Steering Graph Neural Networks with Pinning Control
- URL: http://arxiv.org/abs/2303.01265v2
- Date: Sat, 6 May 2023 03:28:41 GMT
- Title: Steering Graph Neural Networks with Pinning Control
- Authors: Acong Zhang, Ping Li, Guanrong Chen
- Abstract summary: We propose a control principle to supervise representation learning by leveraging the prototypes (i.e., class centers) of labeled data.
Treating graph learning as a discrete dynamic process and the prototypes of labeled data as "desired" class representations, we borrow the pinning control idea from automatic control theory.
Our experiments demonstrate that the proposed PCGCN model achieves better performances than deep GNNs and other competitive heterophily-oriented methods.
- Score: 23.99873285634287
- License: http://arxiv.org/licenses/nonexclusive-distrib/1.0/
- Abstract: In the semi-supervised setting where labeled data are largely limited, it
remains to be a big challenge for message passing based graph neural networks
(GNNs) to learn feature representations for the nodes with the same class label
that is distributed discontinuously over the graph. To resolve the
discontinuous information transmission problem, we propose a control principle
to supervise representation learning by leveraging the prototypes (i.e., class
centers) of labeled data. Treating graph learning as a discrete dynamic process
and the prototypes of labeled data as "desired" class representations, we
borrow the pinning control idea from automatic control theory to design
learning feedback controllers for the feature learning process, attempting to
minimize the differences between message passing derived features and the class
prototypes in every round so as to generate class-relevant features.

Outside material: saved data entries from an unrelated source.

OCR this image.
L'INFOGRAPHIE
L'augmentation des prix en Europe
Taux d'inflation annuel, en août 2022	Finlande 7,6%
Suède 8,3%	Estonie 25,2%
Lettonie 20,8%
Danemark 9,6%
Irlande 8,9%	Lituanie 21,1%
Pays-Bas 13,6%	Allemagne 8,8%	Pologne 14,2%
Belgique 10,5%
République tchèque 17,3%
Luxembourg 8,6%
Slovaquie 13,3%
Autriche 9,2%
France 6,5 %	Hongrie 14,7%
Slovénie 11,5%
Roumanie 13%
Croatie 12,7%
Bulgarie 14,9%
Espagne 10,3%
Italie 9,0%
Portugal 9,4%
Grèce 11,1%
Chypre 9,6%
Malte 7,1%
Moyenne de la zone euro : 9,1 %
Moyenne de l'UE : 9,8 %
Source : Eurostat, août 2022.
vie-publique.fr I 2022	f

Specifically, we equip every node with an optimal controller in each round
through learning the matching relationships between nodes and the class
prototypes, enabling nodes to rectify the aggregated information from
incompatible neighbors in a graph with strong heterophily. Our experiments
demonstrate that the proposed PCGCN model achieves better performances than
deep GNNs and other competitive heterophily-oriented methods, especially when
the graph has very few labels and strong heterophily.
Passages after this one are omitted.